I assured her that she had indeed been victimized growing up, but now she had to stop victimizing herself by freeing herself from her expectations of them.
She couldn't understand that and said, "I don't have any expectations of them; they are the ones with the 'shoulds.'"
"On the contrary," I said, "you're just like them. They say that you should be a certain way. And you say that they should be a certain way, or you will feel pressured. In other words, it's up to them to set you free so that you won't feel pressured. You're saying that they 'should not have shoulds,' and that it is the same thing they are doing." I tried for a long time to help her see that until she took responsibility for internal "shoulds," she would never be free. She didn't want to do that and instead continued to say that they "should not expect those things from me. I will always have to feel pressure by them until they let up." Since I wouldn't agree with her that it would be necessary for her family to change in order for her to get well, we hit a stalemate.

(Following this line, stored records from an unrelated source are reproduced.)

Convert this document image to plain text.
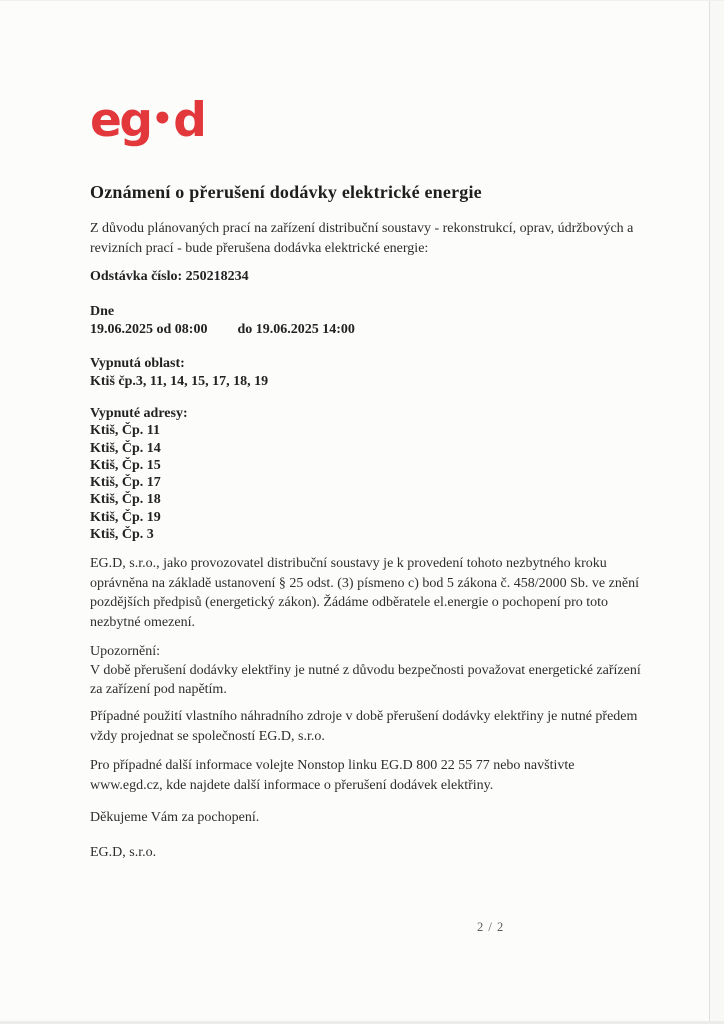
eg•d
Oznámení o přerušení dodávky elektrické energie
Z důvodu plánovaných prací na zařízení distribuční soustavy - rekonstrukcí, oprav, údržbových a revizních prací - bude přerušena dodávka elektrické energie:
Odstávka číslo: 250218234
Dne
19.06.2025 od 08:00 do 19.06.2025 14:00
Vypnutá oblast:
Ktiš čp.3, 11, 14, 15, 17, 18, 19
Vypnuté adresy:
Ktiš, Čp. 11
Ktiš, Čp. 14
Ktiš, Čp. 15
Ktiš, Čp. 17
Ktiš, Čp. 18
Ktiš, Čp. 19
Ktiš, Čp. 3
EG.D, s.r.o., jako provozovatel distribuční soustavy je k provedení tohoto nezbytného kroku oprávněna na základě ustanovení § 25 odst. (3) písmeno c) bod 5 zákona č. 458/2000 Sb. ve znění pozdějších předpisů (energetický zákon). Žádáme odběratele el.energie o pochopení pro toto nezbytné omezení.
Upozornění:
V době přerušení dodávky elektřiny je nutné z důvodu bezpečnosti považovat energetické zařízení za zařízení pod napětím.
Případné použití vlastního náhradního zdroje v době přerušení dodávky elektřiny je nutné předem vždy projednat se společností EG.D, s.r.o.
Pro případné další informace volejte Nonstop linku EG.D 800 22 55 77 nebo navštivte www.egd.cz, kde najdete další informace o přerušení dodávek elektřiny.
Děkujeme Vám za pochopení.
EG.D, s.r.o.
2 / 2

She felt that if I were on her side I would agree that her misery was their fault and not hers. I agreed with her that they had deeply injured her and were the source of much of their pain, but I asserted that they were not the ones continuing it in the present. She was an adult who could select new attitudes about life separate from theirs. But she felt that I was "being on their side" and that I was not understanding, so she quit coming for therapy.
I tried to help her comprehend that because I was on her side, I wanted her to take the power back that she had given them over her life. I wanted her to get free from their expectations, and the only way was to change herself. But she still believed that they had to change their attitudes first.
I saw her about three years later, and she was still stuck, still blaming. She was griping about how her family did this and that, totally neglecting her ability to change her attitudes about her need for them to be different. Since they were not different, neither was she. That is the essence of a lack of separateness.